The Financial Times reported this week that the UK government has debated the use of national security legislation to compel SoftBank to list Arm in London, as the world’s largest tech investor reconsiders holding an initial public offering for the company exclusively in the US.

“Nasdaq is the favourite,” Son told the annual meeting of SoftBank shareholders in Tokyo when asked where he planned to list Arm. The comments were his first public remarks on the issue since the UK campaign started in February.

He added that most of the chip designer’s customers were in Silicon Valley and that “stock markets in the US would also love to have Arm”.

But the 64-year-old billionaire acknowledged that the group had “received a strong love call” from London and was consulting with experts on what would be in Arm’s best interest and where regulations would be most favourable. Son said nothing had been decided.

Prime Minister Boris Johnson has sent a letter to SoftBank executives while Lord Gerry Grimstone, Britain’s investment minister, has met the group’s executives to lobby for the listing.

Shoring up Arm’s image as a UK success story has become a highly sensitive political issue after criticism that Britain was no longer an appealing place for globally important firms.

SoftBank purchased Arm in 2016 for $32bn.

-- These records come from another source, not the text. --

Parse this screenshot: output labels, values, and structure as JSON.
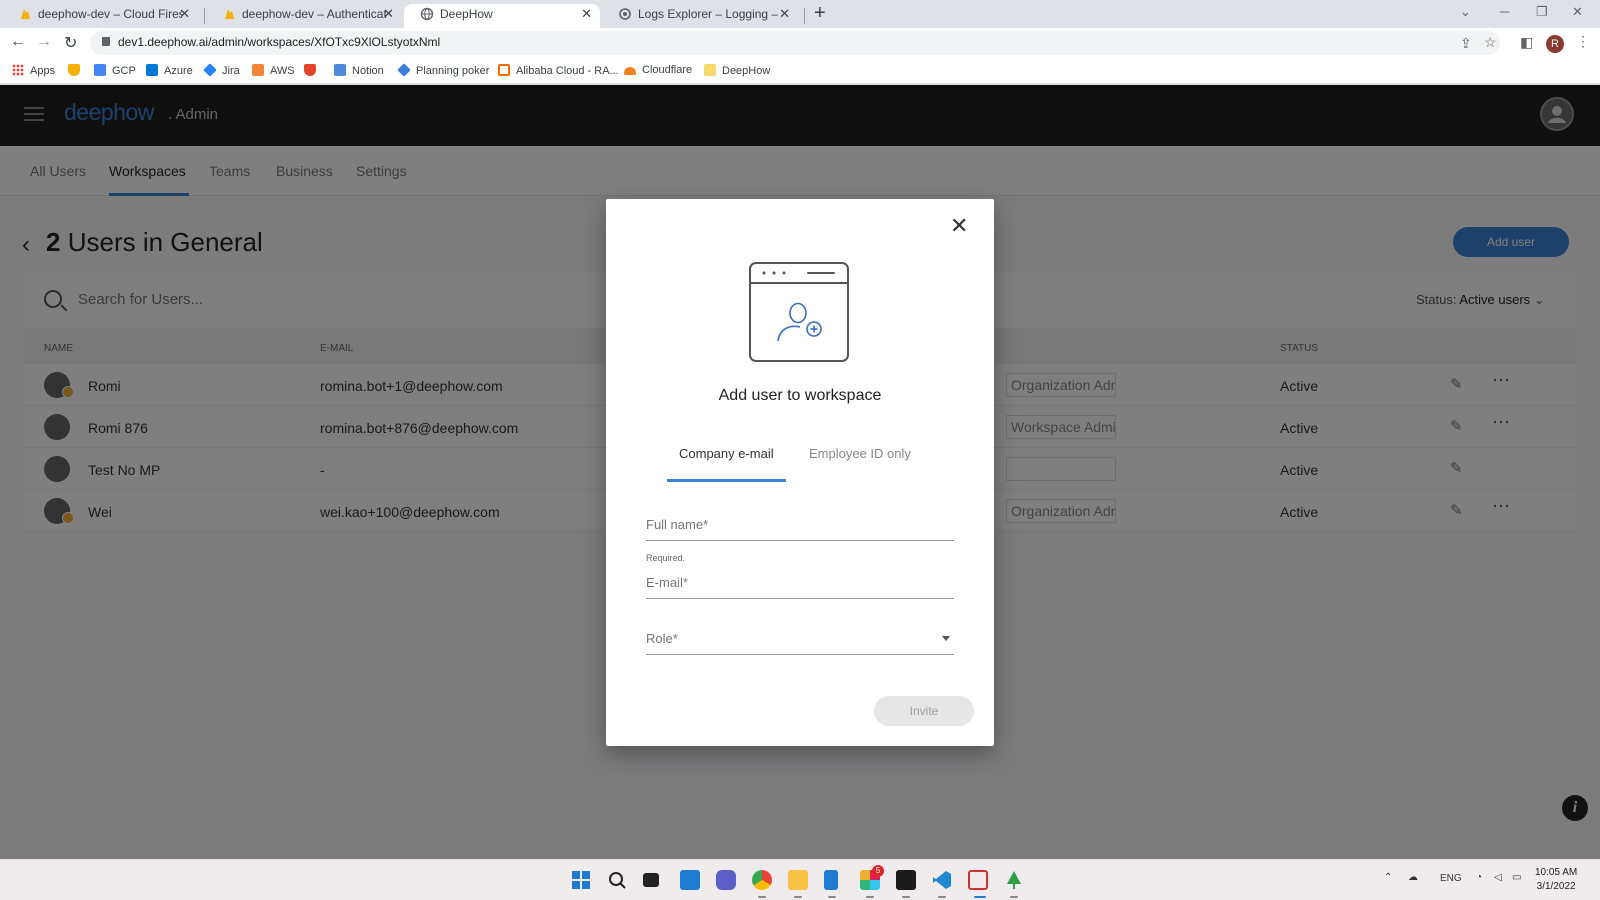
{
  "browser": {
    "tabs": [
      {
        "title": "deephow-dev – Cloud Firestore –",
        "icon": "firebase-icon",
        "active": false
      },
      {
        "title": "deephow-dev – Authentication –",
        "icon": "firebase-icon",
        "active": false
      },
      {
        "title": "DeepHow",
        "icon": "globe-icon",
        "active": true
      },
      {
        "title": "Logs Explorer – Logging – deeph",
        "icon": "gcp-logging-icon",
        "active": false
      }
    ],
    "url": "dev1.deephow.ai/admin/workspaces/XfOTxc9XlOLstyotxNml",
    "profile_initial": "R",
    "bookmarks": [
      {
        "label": "Apps",
        "icon": "apps-grid-icon",
        "color": "#e8453c"
      },
      {
        "label": "",
        "icon": "firebase-icon",
        "color": "#f6b100"
      },
      {
        "label": "GCP",
        "icon": "home-icon",
        "color": "#4285f4"
      },
      {
        "label": "Azure",
        "icon": "azure-icon",
        "color": "#0078d4"
      },
      {
        "label": "Jira",
        "icon": "jira-icon",
        "color": "#2684ff"
      },
      {
        "label": "AWS",
        "icon": "aws-icon",
        "color": "#f58536"
      },
      {
        "label": "",
        "icon": "gitlab-icon",
        "color": "#e24329"
      },
      {
        "label": "Notion",
        "icon": "monitor-icon",
        "color": "#4a8ad8"
      },
      {
        "label": "Planning poker",
        "icon": "planning-poker-icon",
        "color": "#3b7dd8"
      },
      {
        "label": "Alibaba Cloud - RA...",
        "icon": "alibaba-icon",
        "color": "#ff6a00"
      },
      {
        "label": "Cloudflare",
        "icon": "cloudflare-icon",
        "color": "#f38020"
      },
      {
        "label": "DeepHow",
        "icon": "folder-icon",
        "color": "#f6d86b"
      }
    ]
  },
  "app": {
    "logo": "deephow",
    "logo_suffix": ". Admin",
    "nav_tabs": [
      "All Users",
      "Workspaces",
      "Teams",
      "Business",
      "Settings"
    ],
    "active_tab": "Workspaces",
    "page_title_count": "2",
    "page_title_text": "Users in General",
    "add_user_label": "Add user",
    "search_placeholder": "Search for Users...",
    "status_filter_label": "Status:",
    "status_filter_value": "Active users",
    "table": {
      "headers": {
        "name": "NAME",
        "email": "E-MAIL",
        "status": "STATUS"
      },
      "rows": [
        {
          "name": "Romi",
          "email": "romina.bot+1@deephow.com",
          "role": "Organization Admin",
          "status": "Active",
          "badge": true,
          "more": true
        },
        {
          "name": "Romi 876",
          "email": "romina.bot+876@deephow.com",
          "role": "Workspace Admin",
          "status": "Active",
          "badge": false,
          "more": true
        },
        {
          "name": "Test No MP",
          "email": "-",
          "role": "",
          "status": "Active",
          "badge": false,
          "more": false
        },
        {
          "name": "Wei",
          "email": "wei.kao+100@deephow.com",
          "role": "Organization Admin",
          "status": "Active",
          "badge": true,
          "more": true
        }
      ]
    }
  },
  "dialog": {
    "title": "Add user to workspace",
    "tabs": [
      "Company e-mail",
      "Employee ID only"
    ],
    "active_tab": "Company e-mail",
    "fullname_placeholder": "Full name*",
    "fullname_hint": "Required.",
    "email_placeholder": "E-mail*",
    "role_placeholder": "Role*",
    "invite_label": "Invite"
  },
  "taskbar": {
    "tray_lang": "ENG",
    "time": "10:05 AM",
    "date": "3/1/2022",
    "slack_badge": "5"
  },
  "colors": {
    "accent": "#3b82d6",
    "appbar": "#1e1e1e",
    "badge_gold": "#f2b233"
  }
}
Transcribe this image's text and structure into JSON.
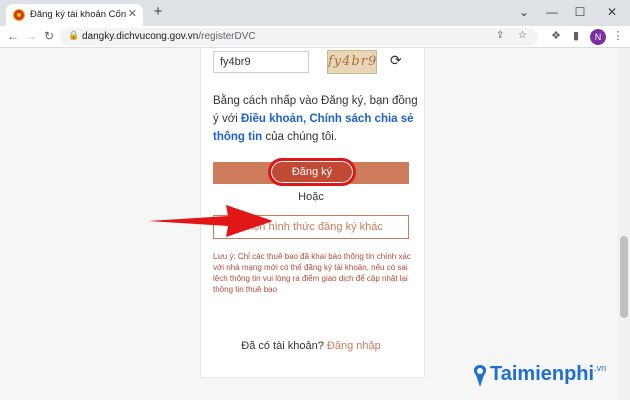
{
  "browser": {
    "tab_title": "Đăng ký tài khoản Cổng DVC qu",
    "tab_close": "✕",
    "new_tab": "+",
    "window_controls": [
      "⌄",
      "—",
      "☐",
      "✕"
    ],
    "url_host": "dangky.dichvucong.gov.vn",
    "url_path": "/registerDVC",
    "profile_initial": "N",
    "icons": [
      "back-icon",
      "forward-icon",
      "reload-icon",
      "lock-icon",
      "share-icon",
      "bookmark-star-icon",
      "extensions-icon",
      "sidebar-icon",
      "menu-icon"
    ]
  },
  "form": {
    "captcha_value": "fy4br9",
    "captcha_image_text": "fy4br9",
    "agree_prefix": "Bằng cách nhấp vào Đăng ký, bạn đồng ý với ",
    "agree_link": "Điều khoản, Chính sách chia sẻ thông tin",
    "agree_suffix": " của chúng tôi.",
    "register_label": "Đăng ký",
    "or_label": "Hoặc",
    "alt_register_label": "Chọn hình thức đăng ký khác",
    "note": "Lưu ý: Chỉ các thuê bao đã khai báo thông tin chính xác với nhà mạng mới có thể đăng ký tài khoản, nếu có sai lệch thông tin vui lòng ra điểm giao dịch để cập nhật lại thông tin thuê bao",
    "have_account": "Đã có tài khoản? ",
    "login_label": "Đăng nhập"
  },
  "watermark": {
    "text": "Taimienphi",
    "suffix": ".vn"
  },
  "colors": {
    "accent": "#cc7b5b",
    "link": "#1d60c8",
    "highlight": "#e21616",
    "arrow": "#e21616"
  }
}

The Cambridge-based company was listed in Britain at the time, with a secondary listing in the US. A planned sale to California-based Nvidia collapsed this year over regulatory concerns, pushing Son to reconsider a public listing.

A successful offering at a targeted valuation of at least $50bn would be important to boost SoftBank’s finances after its Vision Fund reported a historic annual investment loss of ¥3.5tn ($27bn) last month. Its portfolio companies were hit by a regulatory crackdown in China and a sell-off in technology shares.

Reflecting these pressures, rating agency Moody’s has cut SoftBank’s credit outlook from “stable” to “negative”, citing a drop in the value of its portfolio and estimating that SoftBank’s leverage has increased.

Moody’s said the collapse of Arm’s sale to Nvidia “showcases the challenges around quickly realising full value for such stakes”. It added that SoftBank’s plans to list Arm “face execution risk in the timing and valuation”.

SoftBank said Moody’s assessment was “based on their subjective assumptions and hypothesis with no reasonable basis for support”.

In contrast to a sombre earnings presentation in May, during which Son outlined a shift to a more defensive posture, on Friday the SoftBank chair sought to project confidence.

“I have never, since the start of my company, been in doubt even for one day that the information revolution will come,” said Son.

To illustrate the point, he presented slides showing SoftBank’s growth mirroring the rise in internet traffic over the years and predicted that the trend would continue.

“I believe in the vision of future progress and that’s what I invest in . . . it will come for sure,” Son said.

SoftBank shares have fallen by around a third since last year’s annual meeting, but Son urged shareholders to take the long view:

“Peaches and chestnuts take three years and persimmons take eight years, even fruit takes that long,” he said, quoting a Japanese proverb. “I’m confident if you wait five to 10 years there will be something delicious.”